The EPA said in a letter to the South Dakota Department of Environment and Natural Resources yesterday that the state didn’t meet requirements under the Clean Air Act in part of its proposed permit for the plant. The state has 90 days to respond to the agency’s objections.
Obama has pledged to fight global warming by cutting the amount of greenhouse gases released in the U.S. and pursuing clean-energy technology. Coal-fired power plants account for almost 30 percent of heat-trapping carbon dioxide emissions in the U.S.
Here is more from the MN Progressive Project, which has been working hard to stop this plant:
Just as a little backgrounder, Big Stone II is a proposed coal plant in South Dakota that would provide power to Minnesota, South Dakota and North Dakota. All these states have huge wind power potential but Big Stone II would commit us to dirty energy for generations. Here’s a longer factsheet. It’s a terrible idea but seemed to be heading towards approval, until today.
You can read for yourself the EPA ruling (PDFs: Part 1, Part 2). Environmental groups Clean Water Action and the Sierra Club are exited about a big victory. This does not end the fight but it is a significant blow to Big Stone II.
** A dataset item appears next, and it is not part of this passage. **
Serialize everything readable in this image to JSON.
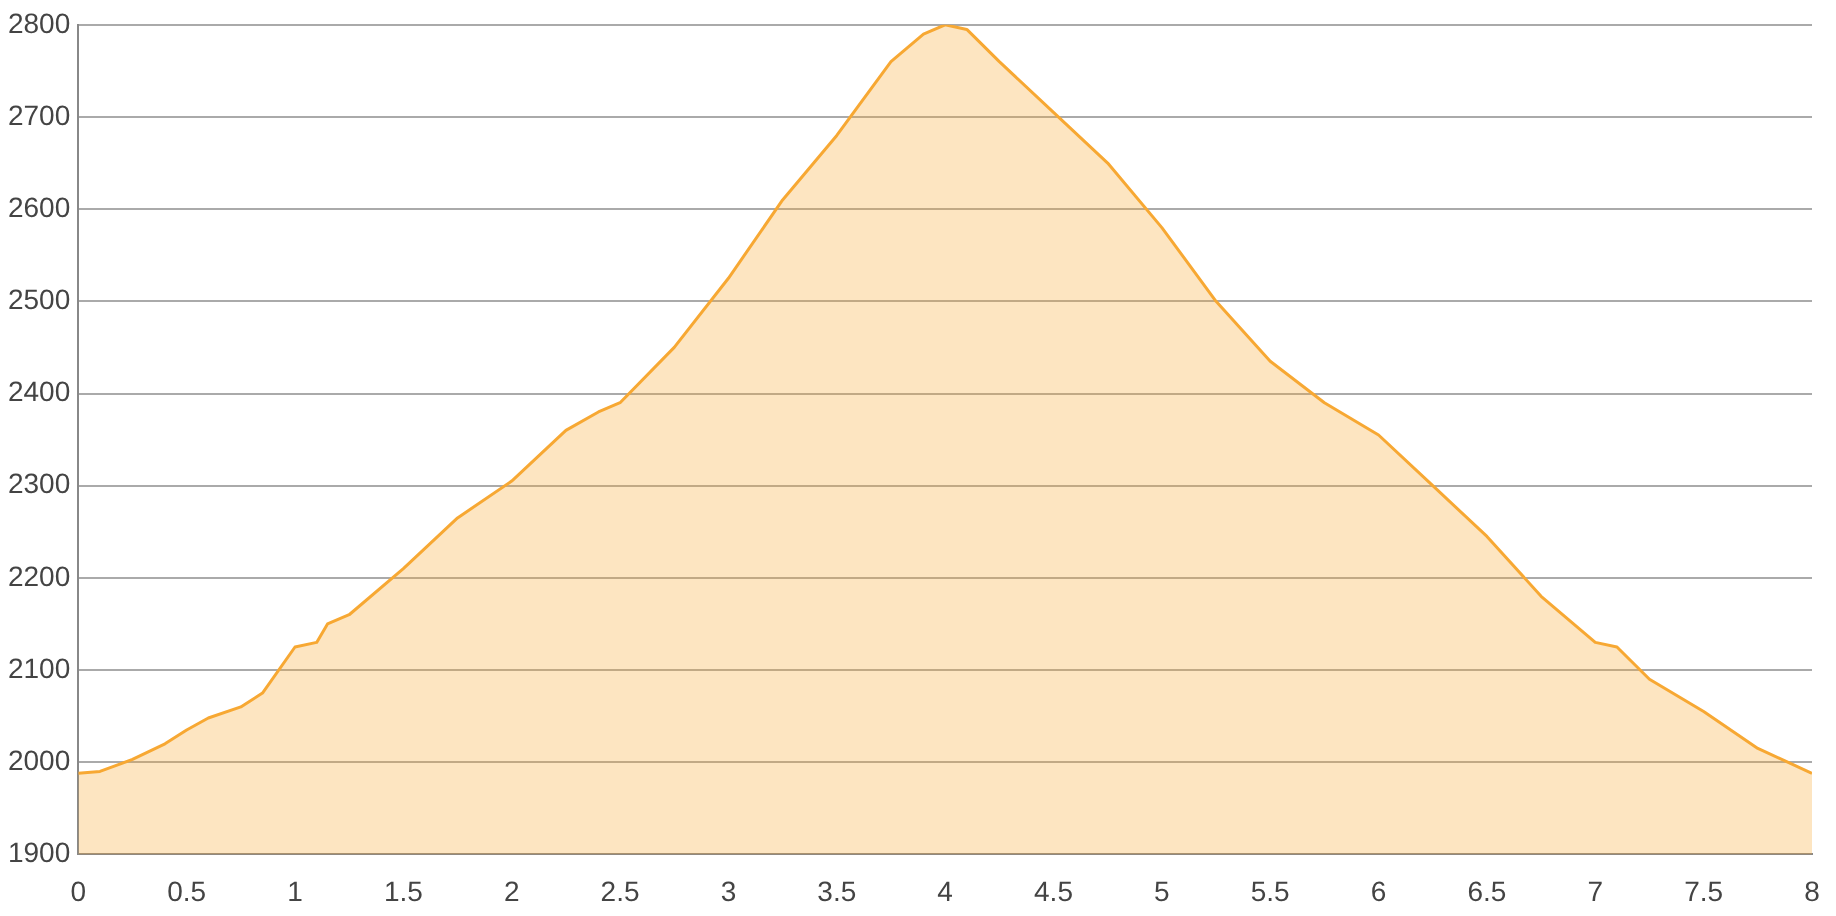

- In November the South Dakota Board of Minerals and Environment issued Big Stone II an air quality permit, then it sent that to the EPA for review.
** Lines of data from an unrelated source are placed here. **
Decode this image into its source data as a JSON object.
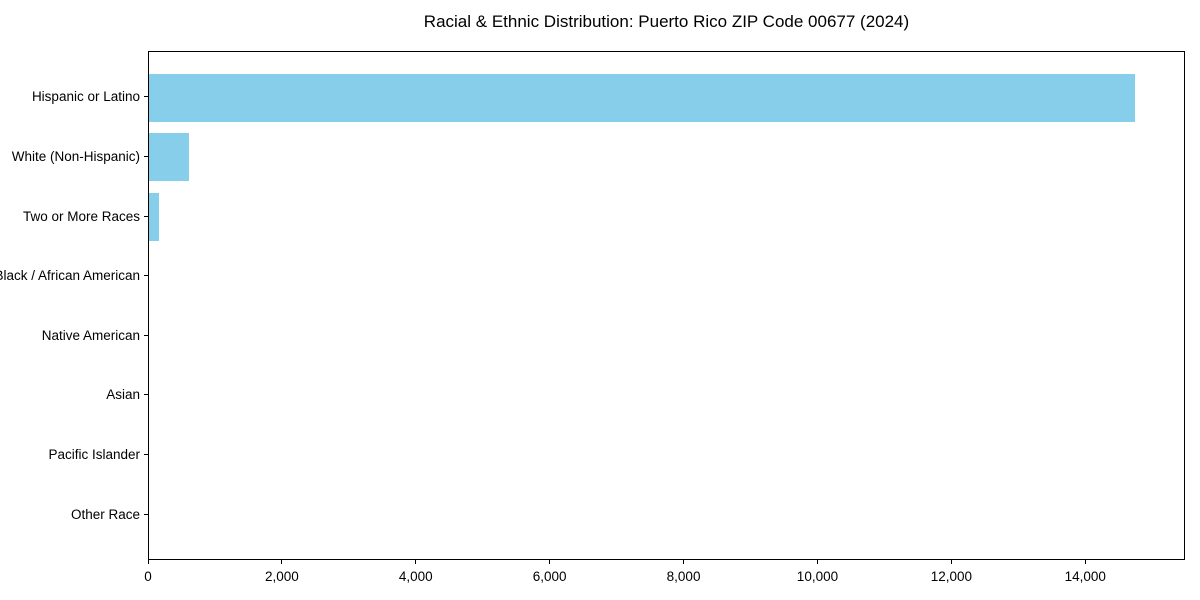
{
  "chart_data": {
    "type": "bar",
    "orientation": "horizontal",
    "title": "Racial & Ethnic Distribution: Puerto Rico ZIP Code 00677 (2024)",
    "categories": [
      "Hispanic or Latino",
      "White (Non-Hispanic)",
      "Two or More Races",
      "Black / African American",
      "Native American",
      "Asian",
      "Pacific Islander",
      "Other Race"
    ],
    "values": [
      14750,
      600,
      150,
      0,
      0,
      0,
      0,
      0
    ],
    "xlabel": "",
    "ylabel": "",
    "xlim": [
      0,
      15490
    ],
    "xticks": [
      0,
      2000,
      4000,
      6000,
      8000,
      10000,
      12000,
      14000
    ],
    "xtick_labels": [
      "0",
      "2,000",
      "4,000",
      "6,000",
      "8,000",
      "10,000",
      "12,000",
      "14,000"
    ],
    "grid": false,
    "legend": null,
    "bar_color": "#87CEEB",
    "axis_color": "#000000",
    "background_color": "#FFFFFF"
  }
}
- The EPA found 3 areas of the permit that were not consistent with the requirements of the Clean Air Act.
- South Dakota now gets 90 days to change the permit and then the EPA has 45 days after that to review the permit again.
- The Minnesota Public Utilities Commission approved transition lines for Big Stone II last week.
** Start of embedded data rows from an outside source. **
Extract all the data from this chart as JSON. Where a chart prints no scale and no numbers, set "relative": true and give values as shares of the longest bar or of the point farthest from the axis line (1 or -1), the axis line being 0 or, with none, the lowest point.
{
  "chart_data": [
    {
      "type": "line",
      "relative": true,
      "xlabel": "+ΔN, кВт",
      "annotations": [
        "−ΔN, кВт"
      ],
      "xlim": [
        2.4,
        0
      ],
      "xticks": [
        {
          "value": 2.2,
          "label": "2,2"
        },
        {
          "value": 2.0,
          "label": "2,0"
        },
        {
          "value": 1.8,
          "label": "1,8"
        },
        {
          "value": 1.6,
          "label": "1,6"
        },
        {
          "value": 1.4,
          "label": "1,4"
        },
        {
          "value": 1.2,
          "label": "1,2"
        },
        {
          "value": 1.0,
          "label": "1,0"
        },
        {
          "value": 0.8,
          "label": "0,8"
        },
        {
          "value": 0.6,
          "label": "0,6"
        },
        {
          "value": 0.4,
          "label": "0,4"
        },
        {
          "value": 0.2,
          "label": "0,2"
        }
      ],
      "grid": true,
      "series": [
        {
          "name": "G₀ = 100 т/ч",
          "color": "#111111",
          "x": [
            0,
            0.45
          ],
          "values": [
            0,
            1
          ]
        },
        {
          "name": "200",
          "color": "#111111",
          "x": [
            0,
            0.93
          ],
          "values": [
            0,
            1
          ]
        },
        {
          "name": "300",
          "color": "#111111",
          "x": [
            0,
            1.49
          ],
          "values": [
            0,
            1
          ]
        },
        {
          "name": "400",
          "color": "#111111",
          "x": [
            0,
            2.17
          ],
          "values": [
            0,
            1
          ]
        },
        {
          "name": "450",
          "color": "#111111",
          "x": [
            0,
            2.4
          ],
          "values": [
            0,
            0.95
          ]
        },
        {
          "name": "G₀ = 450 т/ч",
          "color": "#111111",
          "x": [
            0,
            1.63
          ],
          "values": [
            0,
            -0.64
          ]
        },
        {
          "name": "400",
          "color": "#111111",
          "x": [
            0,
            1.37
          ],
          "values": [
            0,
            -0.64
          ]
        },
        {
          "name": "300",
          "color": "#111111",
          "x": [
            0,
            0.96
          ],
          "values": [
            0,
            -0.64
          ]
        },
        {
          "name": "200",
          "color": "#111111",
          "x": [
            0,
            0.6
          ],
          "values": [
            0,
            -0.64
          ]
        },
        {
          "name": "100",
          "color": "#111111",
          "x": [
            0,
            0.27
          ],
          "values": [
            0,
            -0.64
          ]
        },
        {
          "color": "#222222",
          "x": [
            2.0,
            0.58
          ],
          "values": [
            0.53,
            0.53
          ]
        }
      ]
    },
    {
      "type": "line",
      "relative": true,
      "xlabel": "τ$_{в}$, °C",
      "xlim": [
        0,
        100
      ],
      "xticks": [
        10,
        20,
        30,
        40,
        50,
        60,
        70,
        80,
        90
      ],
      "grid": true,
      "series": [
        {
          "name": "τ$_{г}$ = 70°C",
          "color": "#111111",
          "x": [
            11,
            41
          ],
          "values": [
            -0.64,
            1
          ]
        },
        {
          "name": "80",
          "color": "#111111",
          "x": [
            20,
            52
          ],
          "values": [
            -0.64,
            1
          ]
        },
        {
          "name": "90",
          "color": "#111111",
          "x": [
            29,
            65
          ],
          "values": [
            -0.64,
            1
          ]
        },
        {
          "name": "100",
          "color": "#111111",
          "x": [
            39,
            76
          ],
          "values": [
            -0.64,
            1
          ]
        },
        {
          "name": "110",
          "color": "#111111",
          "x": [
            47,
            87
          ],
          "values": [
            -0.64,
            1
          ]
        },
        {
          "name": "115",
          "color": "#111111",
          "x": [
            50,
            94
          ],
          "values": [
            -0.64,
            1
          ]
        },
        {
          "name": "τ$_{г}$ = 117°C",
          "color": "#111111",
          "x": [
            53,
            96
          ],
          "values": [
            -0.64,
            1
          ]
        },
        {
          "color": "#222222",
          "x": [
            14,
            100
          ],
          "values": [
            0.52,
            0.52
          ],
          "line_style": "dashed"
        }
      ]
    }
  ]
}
- Minnesota law requires that new power lines for a coal plant can only be approved when the applicant (usually a utility) proves that that costs less than using renewable energy or energy efficiency or some combination of the two.
- If the permit is changed and accepted by the EPA it would likely raise the cost of the project. It would almost certainly change the cost. So according to MPR awesome local green group Fresh Energy plans to ask the Minnesota Public Utilities Commission to reconsider last weeks decision.
Her group will ask the PUC to reconsider its power line permit for Big Stone II. Taylor says the increased costs of the plant because of the air permit issue will be one of the issues the group raises. It’s possible the plant’s energy will cost more than renewables like wind power, she says.
In short, this is a big set back for Big Stone II and a big victory for environmental advocates but the fight is far from over. It does signal however that the EPA under President Obama (still feels amazing writing that) will be taking a much harder look at proposed coal plants then they did during the Bush era. That coupled with Obama’s “green dream team” and recent stimulus developments are very good for anyone who cares about the future of our planet.
Kudos to everyone involved in making this happen.